Wie viel Religion verträgt der säkulare Staat? Und wie viel an einer Demokratie verträgt die Religion? Diese Fragen untersucht der international renommierte Ethiker und Philosoph Otfried Höffe in diesem herausragenden Essay. Die Begegnungen von Politik und Religion bringen oft Konflikte mit sich, das Thema ist höchst aktuell. Wie damit umgehen? Das erörtert Höffe und blickt dabei auch zurück zu der säkularen Antike auf den Weg in die Moderne. Interessant, dass schon Aristoteles in seiner Moral- und Politiktheorie vollständig auf Religion und Theologie verzichtete. Begründungsmuster für eine verbindliche Rechtsmoral, die ohne Religion auskommt, haben also eine lange Tradition. Höffe umkreist in seinem Essay u. a. den "Wert" der Religion, widmet sich dem Thema Verzicht und geht auf mögliche Gefahren ein, die seitens der Religion und Religionsgemeinschaften gegenüber der Demokratie drohen können.
Rezensionsnotiz zu
Frankfurter Allgemeine Zeitung, 07.02.2023
Rezensent Niklas Zimmermann wird nicht wirklich froh mit Otfried Höffes Essay zur Frage, wie sich Religion und Demokratie vertragen.
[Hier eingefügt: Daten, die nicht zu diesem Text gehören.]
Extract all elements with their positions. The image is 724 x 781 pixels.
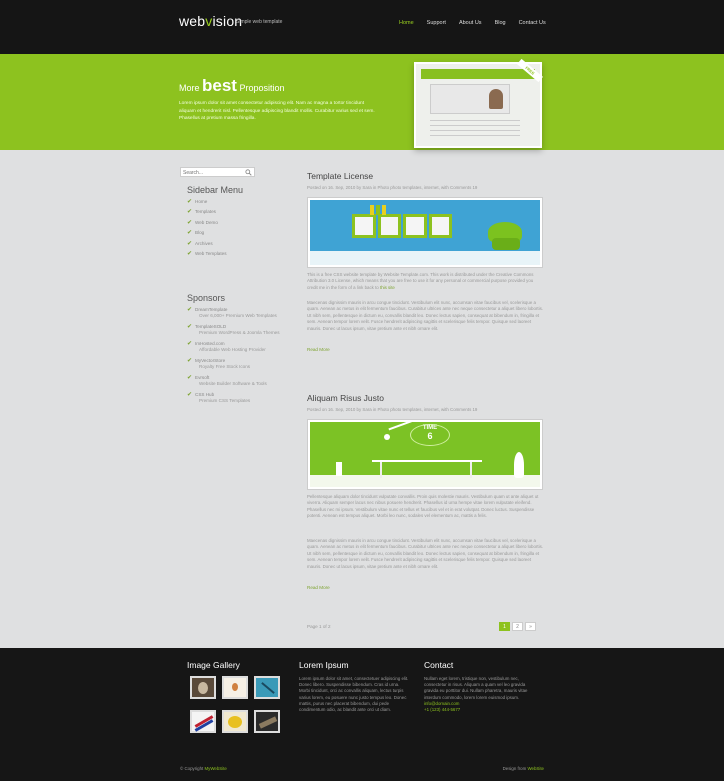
sponsor-item[interactable]: ✔ ImHosted.com Affordable Web Hosting Prov… [187,341,280,358]
sponsor-item[interactable]: ✔ CSS Hub Premium CSS Templates [187,392,280,409]
sidebar-menu-item[interactable]: ✔ Blog [187,230,227,240]
clock-value: 6 [427,431,433,441]
sidebar-menu-item[interactable]: ✔ Templates [187,209,227,219]
next-page-button[interactable]: » [525,622,536,631]
post-body: This is a free CSS website template by W… [307,272,534,290]
post-meta: Posted on 16. Sep, 2010 by Sara in Photo… [307,407,478,412]
check-icon: ✔ [187,358,193,364]
contact-email[interactable]: info@domain.com [424,701,459,706]
lorem-ipsum-text: Lorem ipsum dolor sit amet, consectetuer… [299,676,409,713]
nav-support[interactable]: Support [427,20,446,26]
lorem-ipsum-heading: Lorem Ipsum [299,660,349,670]
check-icon: ✔ [187,209,193,216]
post-title[interactable]: Aliquam Risus Justo [307,393,384,403]
nav-blog[interactable]: Blog [495,20,506,26]
main-nav: Home Support About Us Blog Contact Us [399,20,546,26]
post-meta: Posted on 16. Sep, 2010 by Sara in Photo… [307,185,478,190]
sidebar-menu-item[interactable]: ✔ Web Templates [187,251,227,261]
copyright-link[interactable]: MyWebSite [204,766,226,771]
sponsors-list: ✔ DreamTemplate Over 6,000+ Premium Web Te… [187,307,280,409]
sponsors-heading: Sponsors [187,293,226,303]
check-icon: ✔ [187,219,193,226]
contact-text: Nullam eget lorem, tristique non, vestib… [424,676,528,713]
sidebar-menu-heading: Sidebar Menu [187,185,244,195]
sidebar-menu-item[interactable]: ✔ Home [187,199,227,209]
search-input[interactable] [183,169,243,176]
check-icon: ✔ [187,375,193,381]
search-icon[interactable] [245,169,252,176]
credit-link[interactable]: WebSite [527,766,544,771]
template-preview-image: FREE [414,58,543,148]
sponsor-item[interactable]: ✔ MyVectorStore Royalty Free Stock Icons [187,358,280,375]
post-title[interactable]: Template License [307,171,373,181]
copyright: © Copyright MyWebSite [180,766,227,771]
nav-about-us[interactable]: About Us [459,20,482,26]
sponsor-item[interactable]: ✔ Evrsoft Website Builder Software & Tools [187,375,280,392]
page-1-button[interactable]: 1 [499,622,510,631]
gallery-thumb[interactable] [254,710,280,733]
gallery-heading: Image Gallery [187,660,240,670]
post-body: Maecenas dignissim mauris in arcu congue… [307,538,544,569]
site-header: webvision Simple web template Home Suppo… [0,0,724,54]
gallery-thumb[interactable] [254,676,280,699]
read-more-link[interactable]: Read More [307,347,330,352]
pagination-text: Page 1 of 2 [307,624,331,629]
sidebar-menu-item[interactable]: ✔ Web Demo [187,220,227,230]
check-icon: ✔ [187,307,193,313]
sponsor-item[interactable]: ✔ DreamTemplate Over 6,000+ Premium Web Te… [187,307,280,324]
hero-banner: More best Proposition Lorem ipsum dolor … [0,54,724,150]
sponsor-item[interactable]: ✔ TemplateSOLD Premium WordPress & Joomla … [187,324,280,341]
post-image: TIME 6 [307,419,543,490]
check-icon: ✔ [187,392,193,398]
check-icon: ✔ [187,230,193,237]
check-icon: ✔ [187,240,193,247]
site-footer: Image Gallery Lorem Ipsum Lorem ipsum do… [0,648,724,781]
banner-title: More best Proposition [179,76,285,95]
nav-contact-us[interactable]: Contact Us [519,20,546,26]
contact-phone: +1 (123) 444-5677 [424,707,461,713]
design-credit: Design from WebSite [502,766,544,771]
post-body: Pellentesque aliquam dolor tincidunt vul… [307,494,539,519]
site-logo[interactable]: webvision [179,13,242,29]
read-more-link[interactable]: Read More [307,585,330,590]
gallery-thumb[interactable] [222,710,248,733]
gallery-thumb[interactable] [222,676,248,699]
site-tagline: Simple web template [236,19,283,25]
banner-text: Lorem ipsum dolor sit amet consectetur a… [179,101,375,121]
check-icon: ✔ [187,341,193,347]
search-box [180,167,255,177]
nav-home[interactable]: Home [399,20,414,26]
gallery-thumb[interactable] [190,676,216,699]
check-icon: ✔ [187,199,193,205]
pagination: 1 2 » [499,622,536,631]
contact-heading: Contact [424,660,454,670]
page-2-button[interactable]: 2 [512,622,523,631]
post-image [307,197,543,268]
check-icon: ✔ [187,250,193,257]
check-icon: ✔ [187,324,193,330]
post-body: Maecenas dignissim mauris in arcu congue… [307,300,544,331]
sidebar-menu-list: ✔ Home ✔ Templates ✔ Web Demo ✔ Blog ✔ Archiv… [187,199,227,261]
gallery-thumb[interactable] [190,710,216,733]
sidebar-menu-item[interactable]: ✔ Archives [187,241,227,251]
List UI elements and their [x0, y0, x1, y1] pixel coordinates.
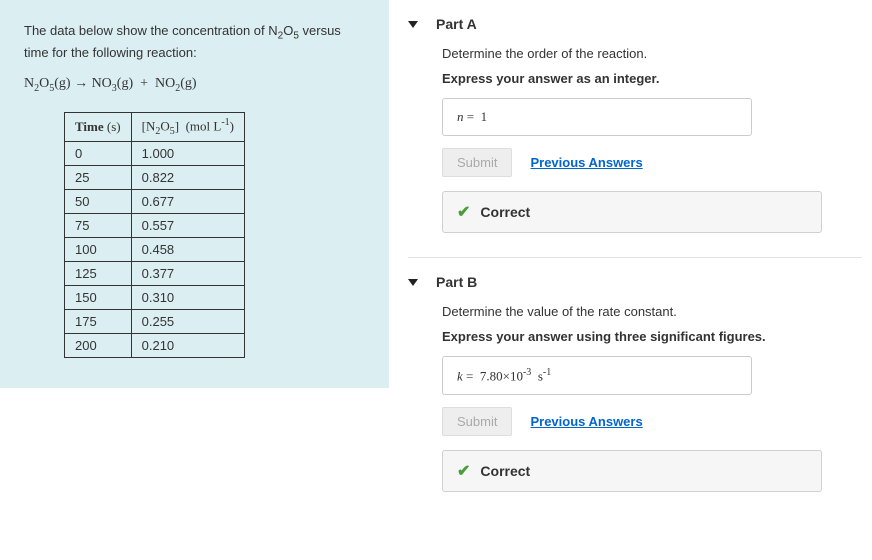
- part-a: Part A Determine the order of the reacti…: [408, 16, 862, 233]
- table-row: 2000.210: [65, 333, 245, 357]
- collapse-icon: [408, 279, 418, 286]
- table-row: 1750.255: [65, 309, 245, 333]
- part-b-submit-row: Submit Previous Answers: [442, 407, 862, 436]
- part-b-header[interactable]: Part B: [408, 274, 862, 290]
- submit-button[interactable]: Submit: [442, 407, 512, 436]
- check-icon: ✔: [457, 461, 470, 481]
- part-b-hint: Express your answer using three signific…: [442, 329, 862, 344]
- part-a-answer-box[interactable]: n = 1: [442, 98, 752, 136]
- data-table: Time (s) [N2O5] (mol L-1) 01.000 250.822…: [64, 112, 245, 358]
- divider: [408, 257, 862, 258]
- submit-button[interactable]: Submit: [442, 148, 512, 177]
- part-b-question: Determine the value of the rate constant…: [442, 304, 862, 319]
- answer-value: 7.80×10: [480, 368, 523, 383]
- table-row: 01.000: [65, 141, 245, 165]
- table-row: 1250.377: [65, 261, 245, 285]
- part-a-header[interactable]: Part A: [408, 16, 862, 32]
- col-conc-header: [N2O5] (mol L-1): [131, 112, 244, 141]
- problem-intro: The data below show the concentration of…: [24, 22, 365, 62]
- answer-equals: =: [467, 109, 474, 124]
- part-b-feedback: ✔ Correct: [442, 450, 822, 492]
- answer-value: 1: [481, 109, 488, 124]
- table-body: 01.000 250.822 500.677 750.557 1000.458 …: [65, 141, 245, 357]
- intro-prefix: The data below show the concentration of: [24, 23, 268, 38]
- part-a-title: Part A: [436, 16, 477, 32]
- previous-answers-link[interactable]: Previous Answers: [530, 155, 642, 170]
- feedback-text: Correct: [480, 463, 530, 479]
- part-a-submit-row: Submit Previous Answers: [442, 148, 862, 177]
- part-a-body: Determine the order of the reaction. Exp…: [408, 46, 862, 233]
- part-a-feedback: ✔ Correct: [442, 191, 822, 233]
- collapse-icon: [408, 21, 418, 28]
- answer-exp: -3: [523, 367, 531, 378]
- part-b-answer-box[interactable]: k = 7.80×10-3 s-1: [442, 356, 752, 395]
- answer-panel: Part A Determine the order of the reacti…: [390, 0, 872, 560]
- answer-unit-exp: -1: [543, 367, 551, 378]
- answer-equals: =: [466, 368, 473, 383]
- table-row: 750.557: [65, 213, 245, 237]
- check-icon: ✔: [457, 202, 470, 222]
- part-b-title: Part B: [436, 274, 477, 290]
- table-header-row: Time (s) [N2O5] (mol L-1): [65, 112, 245, 141]
- table-row: 1500.310: [65, 285, 245, 309]
- part-b: Part B Determine the value of the rate c…: [408, 274, 862, 492]
- answer-var: n: [457, 109, 464, 124]
- answer-var: k: [457, 368, 463, 383]
- part-a-hint: Express your answer as an integer.: [442, 71, 862, 86]
- table-row: 250.822: [65, 165, 245, 189]
- table-row: 1000.458: [65, 237, 245, 261]
- previous-answers-link[interactable]: Previous Answers: [530, 414, 642, 429]
- reaction-equation: N2O5(g) → NO3(g) + NO2(g): [24, 76, 365, 94]
- table-row: 500.677: [65, 189, 245, 213]
- part-a-question: Determine the order of the reaction.: [442, 46, 862, 61]
- problem-panel: The data below show the concentration of…: [0, 0, 390, 388]
- part-b-body: Determine the value of the rate constant…: [408, 304, 862, 492]
- feedback-text: Correct: [480, 204, 530, 220]
- col-time-header: Time (s): [65, 112, 132, 141]
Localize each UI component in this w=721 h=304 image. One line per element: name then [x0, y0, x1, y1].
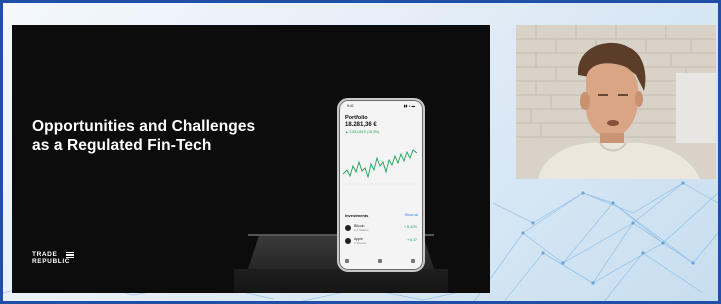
- holding-sub: 0,3 Shares: [354, 228, 369, 232]
- apple-icon: [345, 238, 351, 244]
- presentation-slide: Opportunities and Challenges as a Regula…: [12, 25, 490, 293]
- battery-icon: ▮▮ ◗ ▬: [403, 104, 415, 108]
- brand-line-2: REPUBLIC: [32, 258, 71, 265]
- home-tab-icon: [345, 259, 349, 263]
- pedestal-front: [234, 269, 448, 293]
- holding-value: + 8,42%: [404, 225, 417, 229]
- bitcoin-icon: [345, 225, 351, 231]
- webcam-feed: [516, 25, 716, 179]
- phone-tab-bar: [345, 258, 415, 264]
- holding-value: + 6,37: [407, 238, 417, 242]
- phone-investments-title: Investments: [345, 213, 369, 218]
- phone-screen-title: Portfolio: [345, 115, 368, 121]
- video-frame: Opportunities and Challenges as a Regula…: [3, 3, 718, 301]
- phone-status-bar: 9:41 ▮▮ ◗ ▬: [347, 104, 415, 110]
- search-tab-icon: [378, 259, 382, 263]
- phone-portfolio-chart: [343, 149, 417, 185]
- phone-holding-row: Apple 3 Shares + 6,37: [345, 237, 417, 247]
- holding-sub: 3 Shares: [354, 241, 367, 245]
- trade-republic-logo: TRADE REPUBLIC: [32, 251, 74, 265]
- brand-line-1: TRADE: [32, 251, 58, 258]
- phone-portfolio-value: 18.281,36 €: [345, 122, 377, 128]
- slide-title: Opportunities and Challenges as a Regula…: [32, 117, 332, 155]
- phone-holding-row: Bitcoin 0,3 Shares + 8,42%: [345, 224, 417, 234]
- slide-title-line-2: as a Regulated Fin-Tech: [32, 137, 212, 154]
- trade-republic-logo-icon: [66, 252, 74, 259]
- profile-tab-icon: [411, 259, 415, 263]
- phone-mockup: 9:41 ▮▮ ◗ ▬ Portfolio 18.281,36 € ▲ 2.83…: [337, 98, 425, 272]
- slide-title-line-1: Opportunities and Challenges: [32, 118, 256, 135]
- phone-time: 9:41: [347, 104, 354, 108]
- speaker-video: [516, 25, 716, 179]
- phone-investments-link: Show all: [404, 213, 418, 217]
- phone-portfolio-change: ▲ 2.831,68 € (18,3%): [345, 130, 380, 134]
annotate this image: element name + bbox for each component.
Zieht er die persönlichen politischen Bewertungen des Philosophen ab, bleibt für ihn ein Nachschlagewerk, das Gott überall und nirgends lokalisiert. Zu kurz kommt laut Zimmermann etwa die karitative Arbeit der Glaubensgemeinschaften. Aufschlussreich findet er den ersten Teil des Buches, in dem der Autor die geistesgeschichtliche Entwicklung des Nachdenkens über Religion und Säkularität darlegt. Dem zweiten Teil, in dem sich Höffe "zeitgenössischen Fragen" zuwendet, mangelt es laut Zimmermann allerdings an Struktur und daher an Leserfreundlichkeit.
Rezensionsnotiz zu
Neue Zürcher Zeitung, 09.01.2023
Der emeritierte Philosophieprofessor Otfried Höffe widmet sich in seinem Buch einer Frage, die Rezensent Wolfgang Hellmich gebannt verfolgt: Wie stehen Demokratie und Religion zueinander? Das Verhältnis werde in einem theoretischen und einem praktischen Teil erörtert, die Hellmich beide als sehr gelungen bewertet, einzig einen stärkeren Fokus auch auf Probleme, die Religion für eine Demokratie bedeuten kann, hätte er sich gewünscht. Ansonsten könne Höffe abwägend vermitteln, dass beide Disziplinen am besten koexistieren können, wenn sie sich nicht in die Belange der anderen einmischten, fasst der Kritiker sein Lektüre-Ergebnis zusammen.